Hinge-orbitotomy of the extended open-door SETOA resulted in several surgical, functional, and esthetic advantages: it provided wider axial angles of attack for each of the target points, with a gain angle of 26.68° ± 1.31° for addressing the ACP (p < 0.001), 29.50° ± 2.46° for addressing the FR (p < 0.001), 19.86° ± 1.98° for addressing the FO (p < 0.001), and 17.44° ± 2.21° for addressing the lateral aspect of the TI (p < 0.001), while hiding the skin scar, avoiding temporalis muscle dissection, preserving flap vascularization, and decreasing the rate of bone infection and degree of orbital content retraction.

CONCLUSIONS

The extended open-door technique may be specifically suited for selected patients affected by paramedian anterior and middle fossae lesions, with prevalent anteromedial extension toward the anterior clinoid, the foremost compartment of the cavernous sinus and FR and not completely controlled with the pure endoscopic transorbital approach.

摘要

目的

上眼睑内窥镜经眶颅底入路(SETOA)为前颅底和中颅底提供了一条直接、微创的短路径。

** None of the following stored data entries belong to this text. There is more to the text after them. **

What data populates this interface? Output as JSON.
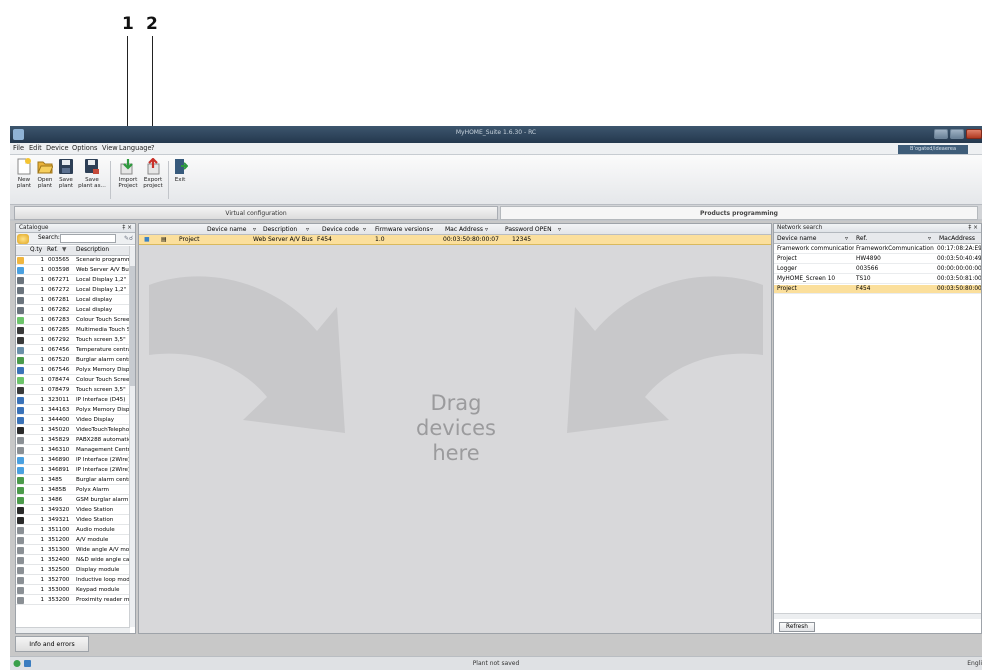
{
  "callouts": [
    {
      "label": "1",
      "target": "import-project-button"
    },
    {
      "label": "2",
      "target": "export-project-button"
    }
  ],
  "window": {
    "title": "MyHOME_Suite 1.6.30 - RC",
    "user_badge": "B’ogated/ideaerea"
  },
  "menu": [
    "File",
    "Edit",
    "Device",
    "Options",
    "View",
    "Language",
    "?"
  ],
  "toolbar": [
    {
      "id": "new_plant",
      "label": "New\nplant",
      "icon": "new-document-icon"
    },
    {
      "id": "open_plant",
      "label": "Open\nplant",
      "icon": "folder-open-icon"
    },
    {
      "id": "save_plant",
      "label": "Save\nplant",
      "icon": "floppy-save-icon"
    },
    {
      "id": "save_plant_as",
      "label": "Save\nplant as...",
      "icon": "floppy-save-as-icon"
    },
    {
      "id": "import_project",
      "label": "Import\nProject",
      "icon": "import-arrow-icon"
    },
    {
      "id": "export_project",
      "label": "Export\nproject",
      "icon": "export-arrow-icon"
    },
    {
      "id": "exit",
      "label": "Exit",
      "icon": "exit-door-icon"
    }
  ],
  "tabs": {
    "virtual": "Virtual configuration",
    "products": "Products programming"
  },
  "catalogue": {
    "title": "Catalogue",
    "pin": "‡ ×",
    "search_label": "Search:",
    "columns": [
      "Q.ty",
      "Ref.",
      "Description"
    ],
    "rows": [
      {
        "qty": "1",
        "ref": "003565",
        "desc": "Scenario programmer",
        "color": "#f0b640"
      },
      {
        "qty": "1",
        "ref": "003598",
        "desc": "Web Server A/V Bus",
        "color": "#4aa0e0"
      },
      {
        "qty": "1",
        "ref": "067271",
        "desc": "Local Display 1,2\"",
        "color": "#6a737c"
      },
      {
        "qty": "1",
        "ref": "067272",
        "desc": "Local Display 1,2\"",
        "color": "#6a737c"
      },
      {
        "qty": "1",
        "ref": "067281",
        "desc": "Local display",
        "color": "#6a737c"
      },
      {
        "qty": "1",
        "ref": "067282",
        "desc": "Local display",
        "color": "#6a737c"
      },
      {
        "qty": "1",
        "ref": "067283",
        "desc": "Colour Touch Screen",
        "color": "#6cc46a"
      },
      {
        "qty": "1",
        "ref": "067285",
        "desc": "Multimedia Touch Screen",
        "color": "#3a3a3a"
      },
      {
        "qty": "1",
        "ref": "067292",
        "desc": "Touch screen 3,5\"",
        "color": "#3a3a3a"
      },
      {
        "qty": "1",
        "ref": "067456",
        "desc": "Temperature central",
        "color": "#6a8fa8"
      },
      {
        "qty": "1",
        "ref": "067520",
        "desc": "Burglar alarm central",
        "color": "#4b9a4a"
      },
      {
        "qty": "1",
        "ref": "067546",
        "desc": "Polyx Memory Display",
        "color": "#3a72b8"
      },
      {
        "qty": "1",
        "ref": "078474",
        "desc": "Colour Touch Screen",
        "color": "#6cc46a"
      },
      {
        "qty": "1",
        "ref": "078479",
        "desc": "Touch screen 3,5\"",
        "color": "#3a3a3a"
      },
      {
        "qty": "1",
        "ref": "323011",
        "desc": "IP Interface (D45)",
        "color": "#3a72b8"
      },
      {
        "qty": "1",
        "ref": "344163",
        "desc": "Polyx Memory Display",
        "color": "#3a72b8"
      },
      {
        "qty": "1",
        "ref": "344400",
        "desc": "Video Display",
        "color": "#3a72b8"
      },
      {
        "qty": "1",
        "ref": "345020",
        "desc": "VideoTouchTelephone",
        "color": "#2a2a2a"
      },
      {
        "qty": "1",
        "ref": "345829",
        "desc": "PABX288 automatic",
        "color": "#8a8f94"
      },
      {
        "qty": "1",
        "ref": "346310",
        "desc": "Management Centre",
        "color": "#8a8f94"
      },
      {
        "qty": "1",
        "ref": "346890",
        "desc": "IP Interface (2Wire)",
        "color": "#4aa0e0"
      },
      {
        "qty": "1",
        "ref": "346891",
        "desc": "IP Interface (2Wire)",
        "color": "#4aa0e0"
      },
      {
        "qty": "1",
        "ref": "3485",
        "desc": "Burglar alarm central",
        "color": "#4b9a4a"
      },
      {
        "qty": "1",
        "ref": "3485B",
        "desc": "Polyx Alarm",
        "color": "#4b9a4a"
      },
      {
        "qty": "1",
        "ref": "3486",
        "desc": "GSM burglar alarm",
        "color": "#4b9a4a"
      },
      {
        "qty": "1",
        "ref": "349320",
        "desc": "Video Station",
        "color": "#2a2a2a"
      },
      {
        "qty": "1",
        "ref": "349321",
        "desc": "Video Station",
        "color": "#2a2a2a"
      },
      {
        "qty": "1",
        "ref": "351100",
        "desc": "Audio module",
        "color": "#8a8f94"
      },
      {
        "qty": "1",
        "ref": "351200",
        "desc": "A/V module",
        "color": "#8a8f94"
      },
      {
        "qty": "1",
        "ref": "351300",
        "desc": "Wide angle A/V module",
        "color": "#8a8f94"
      },
      {
        "qty": "1",
        "ref": "352400",
        "desc": "N&D wide angle camera",
        "color": "#8a8f94"
      },
      {
        "qty": "1",
        "ref": "352500",
        "desc": "Display module",
        "color": "#8a8f94"
      },
      {
        "qty": "1",
        "ref": "352700",
        "desc": "Inductive loop module",
        "color": "#8a8f94"
      },
      {
        "qty": "1",
        "ref": "353000",
        "desc": "Keypad module",
        "color": "#8a8f94"
      },
      {
        "qty": "1",
        "ref": "353200",
        "desc": "Proximity reader module",
        "color": "#8a8f94"
      }
    ]
  },
  "center": {
    "columns": [
      "Device name",
      "Description",
      "Device code",
      "Firmware versions",
      "Mac Address",
      "Password OPEN"
    ],
    "row": {
      "device_name": "Project",
      "description": "Web Server A/V Bus",
      "device_code": "F454",
      "firmware": "1.0",
      "mac": "00:03:50:80:00:07",
      "password": "12345"
    },
    "drop_text": "Drag\ndevices\nhere"
  },
  "network": {
    "title": "Network search",
    "pin": "‡ ×",
    "columns": [
      "Device name",
      "Ref.",
      "MacAddress"
    ],
    "rows": [
      {
        "name": "Framework communication",
        "ref": "FrameworkCommunication",
        "mac": "00:17:08:2A:E9:",
        "selected": false
      },
      {
        "name": "Project",
        "ref": "HW4890",
        "mac": "00:03:50:40:49:",
        "selected": false
      },
      {
        "name": "Logger",
        "ref": "003566",
        "mac": "00:00:00:00:00:",
        "selected": false
      },
      {
        "name": "MyHOME_Screen 10",
        "ref": "TS10",
        "mac": "00:03:50:81:00:",
        "selected": false
      },
      {
        "name": "Project",
        "ref": "F454",
        "mac": "00:03:50:80:00:",
        "selected": true
      }
    ],
    "refresh_label": "Refresh"
  },
  "info_tab": "Info and errors",
  "status": {
    "text": "Plant not saved",
    "language": "Engli"
  }
}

然而,它使用了一个狭窄的通道,限制了其攻击角度。本研究的目的是评估一种“标准”内窥镜经眶颅底入路的“扩展”保守变体(称为“开门”)的可行性和潜在益处,以增强对影响前颅窝和中颅窝正中旁侧病变的暴露。

方法

首先,作者描述了“开门”扩展经眶颅底入路(ODETA)的技术细节。接下来,他们记录了它相对于标准 SETOA 的形态学优势。最后,他们提供了一个临床解剖应用,以展示增强的暴露和更好的攻击角度,以治疗占据正中旁前颅窝和中颅窝的病变。5 个成人尸体标本(10 侧)首先进行标准 SETOA,然后进行扩展的开门 SETOA(ODETA 到正中旁前颅窝和中颅窝)。通过三个手术步骤跨越额颧缝的铰链-眶切开术,将传统的 SETOA 转换为其扩展的开门变体。在解剖前进行 CT 扫描,并上传到神经导航系统进行定量分析。计算了两种手术技术在轴平面上针对四个关键标志(即前床突尖端、圆孔、卵圆孔和三叉神经压迹)的攻击角度,并进行了比较。

结果

扩展开门 SETOA 的铰链-眶切开术产生了几个手术、功能和美容方面的优势:它为每个目标点提供了更宽的轴向攻击角度,对于前床突(ACP),获得的角度为 26.68°±1.31°(p<0.001),对于圆孔(FR)为 29.50°±2.46°(p<0.001),对于卵圆孔(FO)为 19.86°±1.98°(p<0.001),对于三叉神经外侧(TI)为 17.44°±2.21°(p<0.001),同时隐藏了皮肤疤痕,避免了颞肌解剖,保留了皮瓣的血管化,并降低了骨感染率和眶内容物回缩程度。

结论

扩展开门技术可能特别适用于前颅窝和中颅窝正中旁侧病变的患者,这些病变以向眶颅底入路最前的前床突、海绵窦前腔和圆孔的前内侧为主,单纯经眶颅底入路无法完全控制。